Between The Lines

Read on for an extract from the first Vida and Slater novel, Between The Lines.

A couple were sat huddled together along one side of a small meeting table. They seemed nothing like the wealthy donors that she’d met in the past, perfectly polished and well groomed. These two were worn down by what Vida quickly identified as grief. Both had red-rimmed eyes that spoke to tears and sleepless nights, and while Mrs. Donaldson’s hair was obviously expensively coloured, it barely looked brushed. Mr. Donaldson looked slightly more together, but there was a slight disarray about his suit, the tie not quite aligned, a smudge of dirt on his shirt collar. Myfanwy was bustling around in the corner, a capsule coffee machine whirring and clunking as it distributed an array of coffee styles. She introduced Vida to the Donaldsons, smoothing over the faux pas as Jane Donaldson firmly corrected her title to Doctor. Coffees were distributed to the Donaldsons, all accoutrements present as though it was the finest coffee shop in Sheffield: a saucer, a teaspoon and that all important coffee biscuit. Vida got a matching set, only strangely without the biscuit.  How would Myfanwy respond if she pointed it out?

‘Now, where were we?’ Myfanwy asked, looking around at them. ‘Peter, do you want to explain a little more to Dr Henrikson about your problem.’

‘Yes, please,’ Peter said, smoothly mannered despite his and his wife’s obvious distress. ‘It’s about our daughter, Maggie. She died in May of last year. They’ve just held the inquest and they recorded a verdict of suicide.’

‘But it wasn’t!’ burst in Jane, suddenly, her voice harsh. ‘It wasn’t. She couldn’t. She just wouldn’t have killed herself.’

Peter lay a comforting hand on his wife’s knee and she subsided, retreating physically. ‘Jane and I both feel that the verdict was a mistake. We can’t believe that Maggie killed herself. She had absolutely everything she ever wanted. Her whole life was in front of her. She was bright and beautiful and…’ He took a shuddering breath. ‘I’m sorry. We just still find it so hard. And we thought the police investigation and inquest would give us answers but instead we have more questions than ever before.
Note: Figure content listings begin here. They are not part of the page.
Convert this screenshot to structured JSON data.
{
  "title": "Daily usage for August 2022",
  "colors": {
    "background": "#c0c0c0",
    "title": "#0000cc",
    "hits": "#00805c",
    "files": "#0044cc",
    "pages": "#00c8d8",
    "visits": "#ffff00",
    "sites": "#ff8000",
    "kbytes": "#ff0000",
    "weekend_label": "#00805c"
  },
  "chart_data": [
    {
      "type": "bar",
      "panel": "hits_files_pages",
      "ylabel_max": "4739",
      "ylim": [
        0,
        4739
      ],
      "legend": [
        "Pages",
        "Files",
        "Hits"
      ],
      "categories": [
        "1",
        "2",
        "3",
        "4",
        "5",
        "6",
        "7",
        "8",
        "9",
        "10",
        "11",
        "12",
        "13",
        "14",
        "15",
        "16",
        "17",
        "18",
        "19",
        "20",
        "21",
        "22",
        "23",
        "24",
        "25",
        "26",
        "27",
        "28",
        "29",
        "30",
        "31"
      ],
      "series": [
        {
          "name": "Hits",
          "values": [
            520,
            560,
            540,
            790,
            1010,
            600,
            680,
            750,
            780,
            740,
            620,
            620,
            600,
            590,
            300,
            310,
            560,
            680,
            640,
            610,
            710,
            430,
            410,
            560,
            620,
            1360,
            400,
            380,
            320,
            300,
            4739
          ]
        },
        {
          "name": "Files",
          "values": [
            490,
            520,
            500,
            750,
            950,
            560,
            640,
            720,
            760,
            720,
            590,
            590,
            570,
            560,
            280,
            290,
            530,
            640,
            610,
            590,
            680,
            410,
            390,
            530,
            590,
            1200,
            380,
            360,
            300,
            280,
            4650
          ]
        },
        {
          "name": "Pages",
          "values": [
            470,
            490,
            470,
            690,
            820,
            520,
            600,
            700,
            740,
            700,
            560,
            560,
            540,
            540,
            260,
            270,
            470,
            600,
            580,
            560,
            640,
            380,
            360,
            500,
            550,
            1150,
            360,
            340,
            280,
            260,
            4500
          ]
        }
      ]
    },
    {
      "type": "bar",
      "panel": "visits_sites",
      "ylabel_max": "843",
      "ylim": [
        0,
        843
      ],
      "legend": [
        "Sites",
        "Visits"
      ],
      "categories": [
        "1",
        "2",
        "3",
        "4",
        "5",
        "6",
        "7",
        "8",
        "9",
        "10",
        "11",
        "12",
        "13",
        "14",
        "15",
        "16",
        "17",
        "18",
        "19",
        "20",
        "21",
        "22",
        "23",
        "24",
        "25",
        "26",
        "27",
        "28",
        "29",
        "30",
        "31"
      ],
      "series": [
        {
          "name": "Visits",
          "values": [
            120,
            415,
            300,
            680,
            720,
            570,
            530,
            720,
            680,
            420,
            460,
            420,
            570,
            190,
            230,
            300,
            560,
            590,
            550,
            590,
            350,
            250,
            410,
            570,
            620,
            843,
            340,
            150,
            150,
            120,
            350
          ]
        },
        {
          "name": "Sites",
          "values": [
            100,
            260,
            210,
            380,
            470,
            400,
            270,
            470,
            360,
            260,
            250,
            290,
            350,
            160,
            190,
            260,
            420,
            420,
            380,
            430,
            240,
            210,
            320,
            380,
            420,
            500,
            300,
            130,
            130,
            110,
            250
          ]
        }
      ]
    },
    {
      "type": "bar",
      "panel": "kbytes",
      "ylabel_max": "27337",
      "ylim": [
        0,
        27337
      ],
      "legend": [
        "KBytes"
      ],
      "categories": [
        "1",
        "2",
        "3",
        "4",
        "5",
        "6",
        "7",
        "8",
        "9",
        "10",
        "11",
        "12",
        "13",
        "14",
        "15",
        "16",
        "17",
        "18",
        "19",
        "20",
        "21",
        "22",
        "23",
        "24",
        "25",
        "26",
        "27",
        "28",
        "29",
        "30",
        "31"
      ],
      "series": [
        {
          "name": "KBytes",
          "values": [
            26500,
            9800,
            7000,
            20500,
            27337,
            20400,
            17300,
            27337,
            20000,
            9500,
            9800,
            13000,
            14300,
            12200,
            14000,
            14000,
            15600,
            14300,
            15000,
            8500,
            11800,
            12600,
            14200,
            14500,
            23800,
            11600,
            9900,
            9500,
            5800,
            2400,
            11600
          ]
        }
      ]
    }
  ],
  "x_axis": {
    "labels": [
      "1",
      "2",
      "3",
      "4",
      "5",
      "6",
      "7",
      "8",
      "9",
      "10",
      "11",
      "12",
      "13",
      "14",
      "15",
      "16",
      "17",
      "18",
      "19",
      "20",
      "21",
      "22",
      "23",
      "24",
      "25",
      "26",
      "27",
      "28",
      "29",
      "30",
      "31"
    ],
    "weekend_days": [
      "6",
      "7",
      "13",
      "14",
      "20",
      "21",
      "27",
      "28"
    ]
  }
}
We just can’t accept it.’

‘I’m so terribly sorry for your loss,’ Vida said, ‘but I’m not quite sure where I come into this?’

‘It’s the note,’ he said. ‘Maggie supposedly left a letter. But it was typed and only her name was signed. Is that normal? We don’t understand why she typed the letter. Don’t people take the time to handwrite their suicide notes?’ He seemed bewildered and it was Jane’s turn to rest a soothing hand on his knee.
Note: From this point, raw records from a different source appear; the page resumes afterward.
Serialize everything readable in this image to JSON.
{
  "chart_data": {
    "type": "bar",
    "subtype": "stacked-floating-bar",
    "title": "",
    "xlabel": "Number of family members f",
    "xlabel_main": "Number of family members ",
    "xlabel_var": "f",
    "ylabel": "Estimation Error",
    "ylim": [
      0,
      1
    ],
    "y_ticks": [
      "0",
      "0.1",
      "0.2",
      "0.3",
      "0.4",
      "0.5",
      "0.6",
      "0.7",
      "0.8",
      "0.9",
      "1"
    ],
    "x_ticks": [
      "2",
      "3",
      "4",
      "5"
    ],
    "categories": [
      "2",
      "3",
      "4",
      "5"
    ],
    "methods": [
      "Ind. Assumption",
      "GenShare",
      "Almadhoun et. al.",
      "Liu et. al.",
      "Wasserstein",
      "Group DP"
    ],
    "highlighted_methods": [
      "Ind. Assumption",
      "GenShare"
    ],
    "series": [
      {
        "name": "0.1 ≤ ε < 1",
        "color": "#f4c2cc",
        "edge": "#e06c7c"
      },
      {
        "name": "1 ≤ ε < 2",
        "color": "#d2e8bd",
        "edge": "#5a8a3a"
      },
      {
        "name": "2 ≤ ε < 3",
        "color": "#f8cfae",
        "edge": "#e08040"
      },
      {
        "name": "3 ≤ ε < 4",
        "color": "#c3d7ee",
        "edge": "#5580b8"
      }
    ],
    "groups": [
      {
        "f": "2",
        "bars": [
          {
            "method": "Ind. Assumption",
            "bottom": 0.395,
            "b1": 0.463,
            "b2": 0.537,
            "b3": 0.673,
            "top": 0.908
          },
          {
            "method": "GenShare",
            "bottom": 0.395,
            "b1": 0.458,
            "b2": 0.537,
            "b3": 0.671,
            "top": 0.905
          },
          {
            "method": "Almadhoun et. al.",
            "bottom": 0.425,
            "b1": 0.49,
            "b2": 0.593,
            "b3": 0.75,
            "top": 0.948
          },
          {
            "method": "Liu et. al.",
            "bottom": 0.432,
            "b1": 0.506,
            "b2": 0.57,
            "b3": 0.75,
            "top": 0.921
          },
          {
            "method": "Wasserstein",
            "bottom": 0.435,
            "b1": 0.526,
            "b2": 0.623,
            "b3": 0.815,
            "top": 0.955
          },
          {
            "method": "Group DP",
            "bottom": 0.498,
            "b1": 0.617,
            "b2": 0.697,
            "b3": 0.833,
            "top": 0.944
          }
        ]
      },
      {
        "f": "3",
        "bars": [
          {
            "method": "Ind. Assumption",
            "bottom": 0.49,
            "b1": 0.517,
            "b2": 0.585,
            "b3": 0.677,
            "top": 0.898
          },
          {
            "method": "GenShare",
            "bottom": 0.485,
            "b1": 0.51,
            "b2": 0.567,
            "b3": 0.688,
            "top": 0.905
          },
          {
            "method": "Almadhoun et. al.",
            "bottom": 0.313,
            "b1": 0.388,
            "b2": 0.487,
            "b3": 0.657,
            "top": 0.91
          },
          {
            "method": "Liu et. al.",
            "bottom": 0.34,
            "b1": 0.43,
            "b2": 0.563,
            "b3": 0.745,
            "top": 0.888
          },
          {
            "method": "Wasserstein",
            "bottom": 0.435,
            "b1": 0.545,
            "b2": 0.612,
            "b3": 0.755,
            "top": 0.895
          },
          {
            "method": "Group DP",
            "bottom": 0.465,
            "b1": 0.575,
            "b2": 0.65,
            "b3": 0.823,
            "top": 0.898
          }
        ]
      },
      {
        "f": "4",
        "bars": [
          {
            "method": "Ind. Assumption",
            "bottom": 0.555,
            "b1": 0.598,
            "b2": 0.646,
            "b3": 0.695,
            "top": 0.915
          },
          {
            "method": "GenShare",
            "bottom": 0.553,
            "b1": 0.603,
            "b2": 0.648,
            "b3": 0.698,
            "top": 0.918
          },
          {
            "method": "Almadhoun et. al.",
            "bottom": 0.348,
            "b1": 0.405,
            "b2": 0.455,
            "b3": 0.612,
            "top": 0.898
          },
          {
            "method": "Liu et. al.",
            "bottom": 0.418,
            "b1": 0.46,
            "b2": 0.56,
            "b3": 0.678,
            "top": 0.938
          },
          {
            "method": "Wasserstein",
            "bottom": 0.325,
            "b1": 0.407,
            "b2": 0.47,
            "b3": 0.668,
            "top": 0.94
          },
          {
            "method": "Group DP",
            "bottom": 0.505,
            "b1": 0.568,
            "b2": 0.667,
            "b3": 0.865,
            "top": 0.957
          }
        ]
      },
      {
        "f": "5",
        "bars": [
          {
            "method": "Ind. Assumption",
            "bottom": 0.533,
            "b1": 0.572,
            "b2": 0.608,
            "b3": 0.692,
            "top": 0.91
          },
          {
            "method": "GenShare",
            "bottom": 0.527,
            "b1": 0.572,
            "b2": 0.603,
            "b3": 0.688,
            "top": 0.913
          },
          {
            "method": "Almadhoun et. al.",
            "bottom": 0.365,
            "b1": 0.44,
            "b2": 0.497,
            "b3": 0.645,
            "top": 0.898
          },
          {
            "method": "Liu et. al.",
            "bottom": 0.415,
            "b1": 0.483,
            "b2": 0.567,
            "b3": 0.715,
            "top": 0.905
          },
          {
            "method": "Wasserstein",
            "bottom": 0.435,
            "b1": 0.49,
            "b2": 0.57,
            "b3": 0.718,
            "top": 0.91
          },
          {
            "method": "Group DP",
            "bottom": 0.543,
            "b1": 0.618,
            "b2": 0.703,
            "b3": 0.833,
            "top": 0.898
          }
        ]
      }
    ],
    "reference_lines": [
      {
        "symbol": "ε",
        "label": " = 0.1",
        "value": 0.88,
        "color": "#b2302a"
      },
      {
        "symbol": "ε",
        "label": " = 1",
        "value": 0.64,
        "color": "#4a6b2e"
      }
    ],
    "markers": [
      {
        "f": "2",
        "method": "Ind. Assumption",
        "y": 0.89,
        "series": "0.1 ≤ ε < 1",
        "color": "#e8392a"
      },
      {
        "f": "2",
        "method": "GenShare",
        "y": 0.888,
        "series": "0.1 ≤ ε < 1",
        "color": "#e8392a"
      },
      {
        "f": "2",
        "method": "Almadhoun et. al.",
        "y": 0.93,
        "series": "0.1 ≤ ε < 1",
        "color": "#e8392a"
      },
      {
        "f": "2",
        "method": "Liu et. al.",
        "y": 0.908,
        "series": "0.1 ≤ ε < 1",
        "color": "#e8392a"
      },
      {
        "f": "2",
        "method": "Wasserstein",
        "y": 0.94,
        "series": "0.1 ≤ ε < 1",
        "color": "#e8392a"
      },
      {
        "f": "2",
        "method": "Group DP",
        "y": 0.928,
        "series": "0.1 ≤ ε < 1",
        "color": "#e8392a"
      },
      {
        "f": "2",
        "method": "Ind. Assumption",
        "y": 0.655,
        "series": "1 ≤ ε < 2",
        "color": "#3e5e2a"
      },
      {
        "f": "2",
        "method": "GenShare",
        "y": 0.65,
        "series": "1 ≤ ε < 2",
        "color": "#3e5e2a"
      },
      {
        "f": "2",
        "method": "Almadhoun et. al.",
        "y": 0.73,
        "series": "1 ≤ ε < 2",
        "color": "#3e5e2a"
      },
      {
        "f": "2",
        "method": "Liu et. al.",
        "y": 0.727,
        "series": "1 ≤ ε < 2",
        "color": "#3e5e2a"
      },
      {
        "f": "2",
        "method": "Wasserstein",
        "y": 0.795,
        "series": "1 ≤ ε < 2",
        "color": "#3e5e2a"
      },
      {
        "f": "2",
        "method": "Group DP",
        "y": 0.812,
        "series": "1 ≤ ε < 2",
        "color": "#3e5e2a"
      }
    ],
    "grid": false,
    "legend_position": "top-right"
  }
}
‘Not always’ Vida said. ‘Not now, when more and more of our communication has been moved online and onto computers. I bet that virtually all your communication is online these days? ‘ 

‘Well, yes. But surely a suicide note is different? Anyway, it’s not just that it was typed. We just don’t think it sounds like Maggie. She was always a beautiful creative writer, and so expressive but this letter is just dull, and we were having dinner with Philip, Dr Lacewing,’ he said, naming the university’s Vice-Chancellor, ‘and he mentioned that he’d got this Forensic Linguistic whizz who was working with the police and specialised in authorship matters. He said that you’d worked on suicide notes before and could tell whether or not the person who is supposed to have written them did write them.’
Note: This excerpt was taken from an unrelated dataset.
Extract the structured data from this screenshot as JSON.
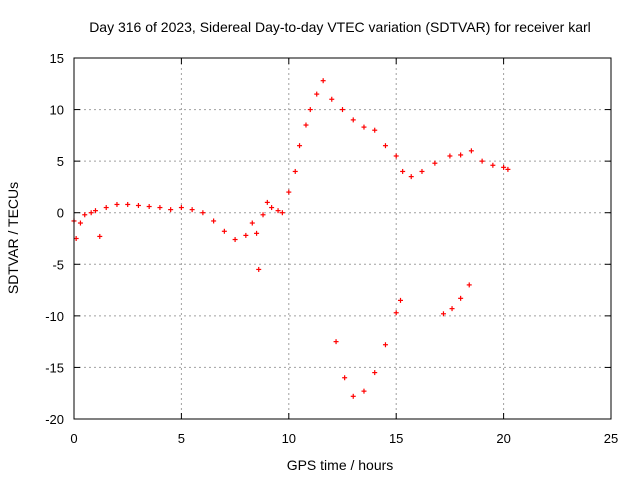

Vida sipped her flat white and wondered whether it would be social suicide to use her finger to get the froth out. Shrugging, she opted for partial humiliation and used the teaspoon to scoop it up. ‘I think Dr Lacewing may have been a little kind with that introduction,’ she said gently, swallowing her mouthful of foam. ‘I have worked as part of a team in the US for a few weeks looking at suicide letters but I would by no means call myself an expert. And the science itself is inexact. We can draw some conclusions by comparing different writing styles but they are by no means definitive ones. The science is at its best with volume texts, where we can really build up a body of style markers. It’s difficult with a single letter.’

The Donaldsons’ faces dropped even further and Vida felt like she’d just stamped on their puppy. 

‘Is there nothing you can do?’ Peter asked, desperation lacing his voice.

Vida sighed. She sent pleading eyes towards Myfanwy, hoping that she could extract her from this situation but she was scrupulously avoiding her gaze. This wasn’t going to go well. ‘I can take a look for you,’ she finally conceded, ‘and presuming you’ve got other texts that Maggie wrote, I can compare them to see if there are any recognisable markers of Maggie’s style in the suicide letter. But I can’t promise I will find anything and I also can’t promise that I will find something that suggests Maggie’s suicide note wasn’t written by her. All I can do is look at what the evidence tells me.’

Peter leaned forward eagerly. ‘That’s all we want Dr Henrikson. That’s all we want. Just take a look please.’